From looking at these slides and talking to Karen, I think I draw three broad conclusions that I hope will be useful input to our clients strategies around the technology.

  1. First, I’m surprised that so many people were complaining that they wanted contactless cards but couldn’t have one (my son is one of them, by the way).
  2. Secondly, while it might hard to get people to try contactless it seems that once they try it then they like it and they want to be able to use it in more places. So we probably need to have short term focus on the getting them to use it that one time to get started. Maybe more focus on vending machines?
  3. Third, if the Twitter sentiment is anything approaching a reflection of what normal people actually think, I don’t understand the issuers’ baffling strategy of sending contactless cards to people who don’t want them and not sending them to people who do want them.

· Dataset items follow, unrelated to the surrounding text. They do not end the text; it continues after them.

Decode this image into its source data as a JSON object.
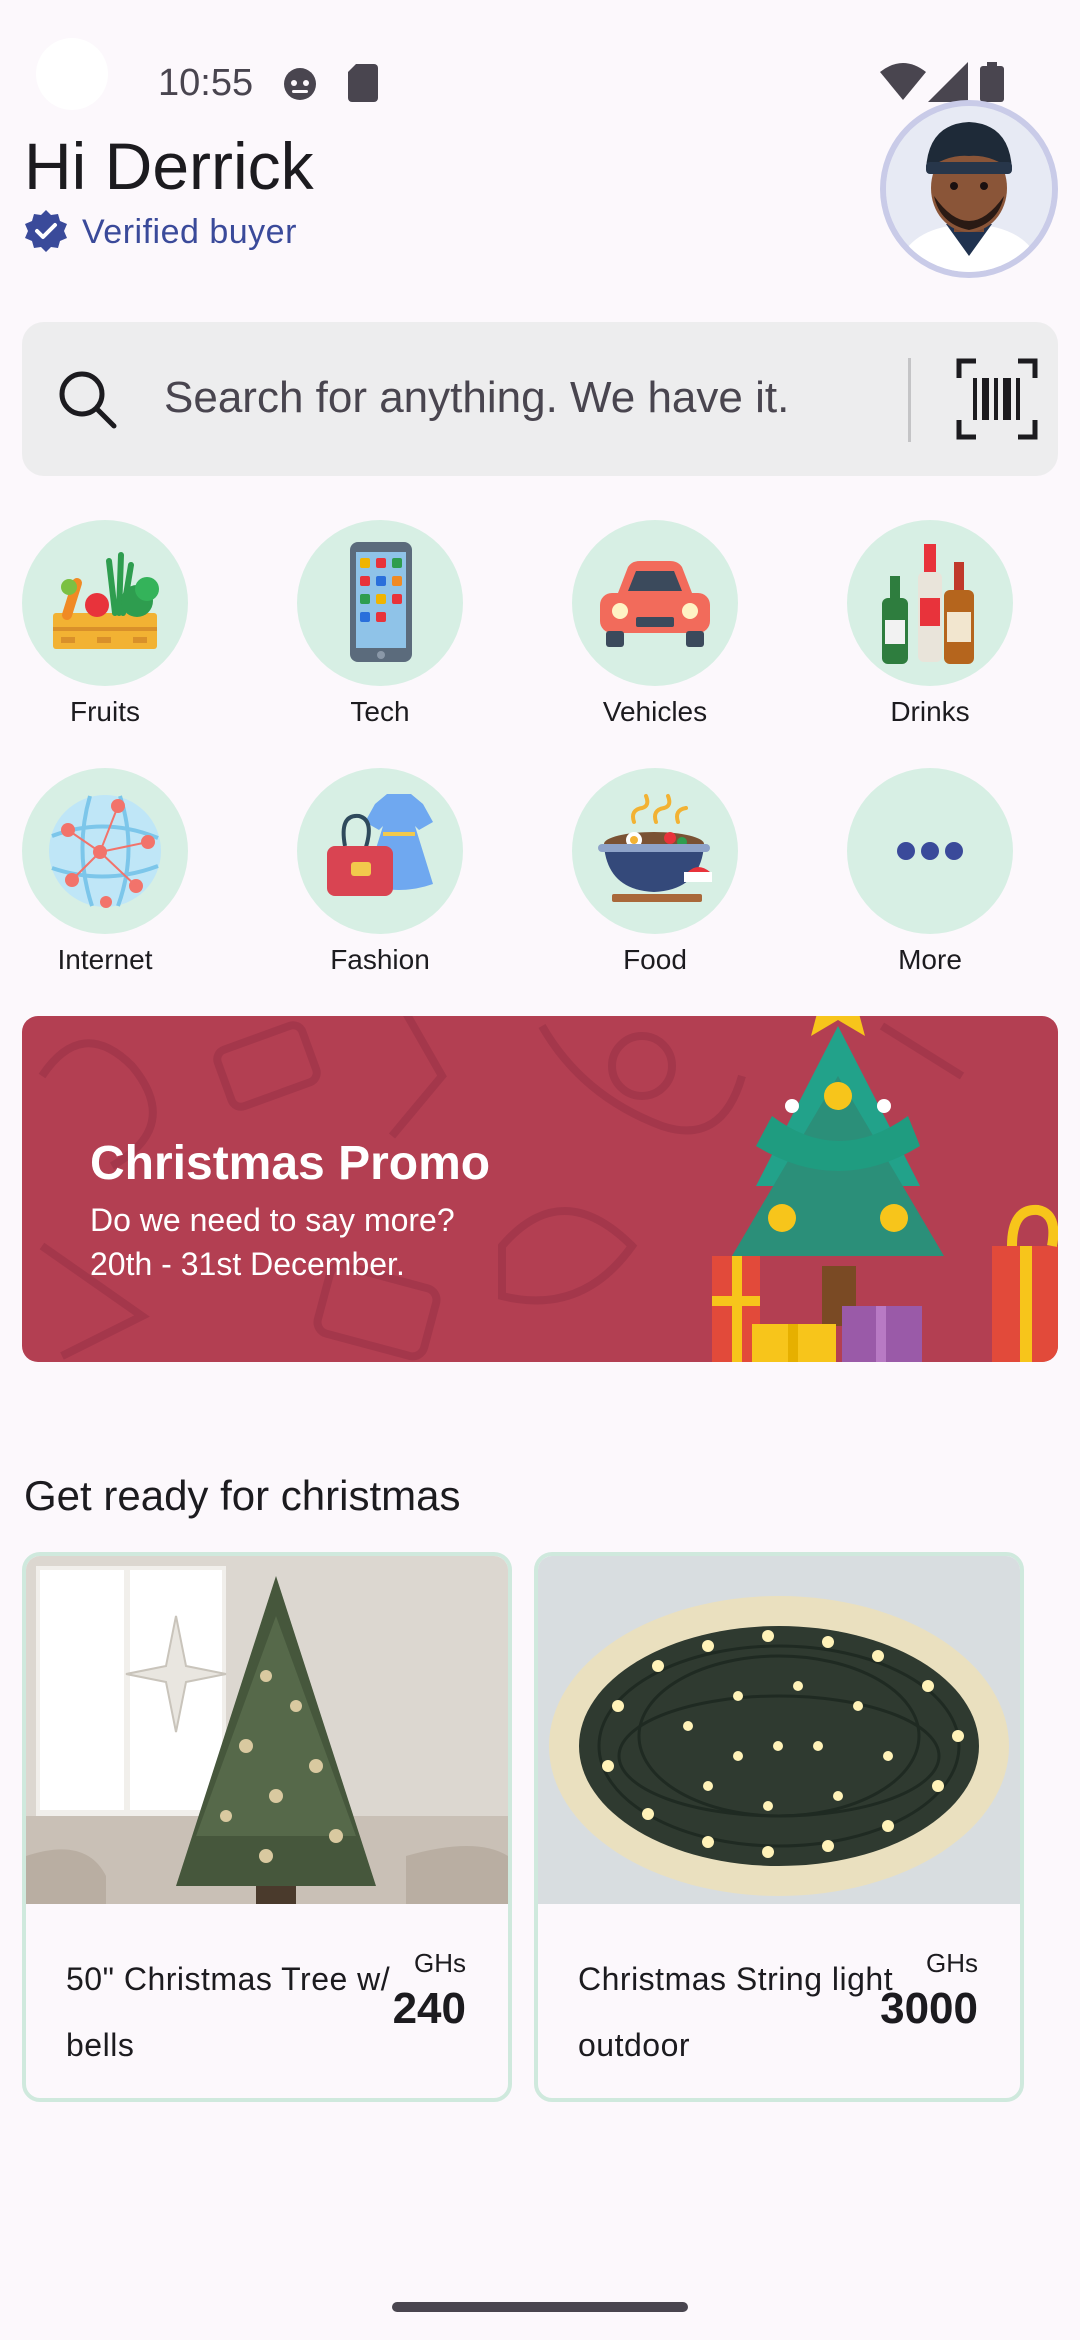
{
  "status_bar": {
    "time": "10:55"
  },
  "header": {
    "greeting": "Hi Derrick",
    "verified_label": "Verified buyer"
  },
  "search": {
    "placeholder": "Search for anything. We have it."
  },
  "categories": [
    {
      "label": "Fruits",
      "icon": "fruits-crate-icon"
    },
    {
      "label": "Tech",
      "icon": "smartphone-icon"
    },
    {
      "label": "Vehicles",
      "icon": "car-icon"
    },
    {
      "label": "Drinks",
      "icon": "bottles-icon"
    },
    {
      "label": "Internet",
      "icon": "globe-network-icon"
    },
    {
      "label": "Fashion",
      "icon": "dress-bag-icon"
    },
    {
      "label": "Food",
      "icon": "food-bowl-icon"
    },
    {
      "label": "More",
      "icon": "more-dots-icon"
    }
  ],
  "promo": {
    "title": "Christmas Promo",
    "subtitle_line1": "Do we need to say more?",
    "subtitle_line2": "20th - 31st December."
  },
  "section": {
    "title": "Get ready for christmas",
    "products": [
      {
        "name": "50\" Christmas Tree w/ bells",
        "currency": "GHs",
        "price": "240"
      },
      {
        "name": "Christmas String light outdoor",
        "currency": "GHs",
        "price": "3000"
      }
    ]
  },
  "colors": {
    "background": "#fcf8fc",
    "accent": "#3a4a9a",
    "category_bg": "#d7efe4",
    "promo_bg": "#b33f52",
    "card_border": "#cfe9dd"
  }
}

We’re going to be doing some more work with Karen in the world of payments over the next few months and she has very kindly agreed to come along to the Tomorrow’s Transactions Forum 2015 to talk us through what she finds. Mark the dates in your calendar now:

1 comment

  1. Dave – the % of cash in transactions under $20 is way over 90. I am curious why would merchants demand “contactless” instead of cash in LVP and micro payments when this would cost them as much as 10% of the transaction amount? This is probably more than the margin they earn on say $2 or $3 purchase. For as long as the current IX business model is used in these circumstances there will be no progress. Eventually funds needed for transaction funding will not be “acquired” from the issuing banks on the other side of the “interchange networks”, but will come directly from various SVAs and connected current accounts, and the consumer risk will be taken out of the payment equation and moved to the credit issuers’ business model. We will see then that the marginal cost of payment transaction processing is near zero and so will be the cost to the merchant (regardless of the transaction size). There will also going to be a shift towards compensation derived from facilitation of higher sales for the merchants and essentially giving away the payment for free (see LevelUp and Dwolla).
    Contactless cards (or contactless mobile payments) are but an attempt by the payment established to extend the life of the 4-party business framework that outlived its usefulness. Would you propose such framework if you were starting a universal payment cloud from scratch today with all the networks and consumer electronics ubiquity?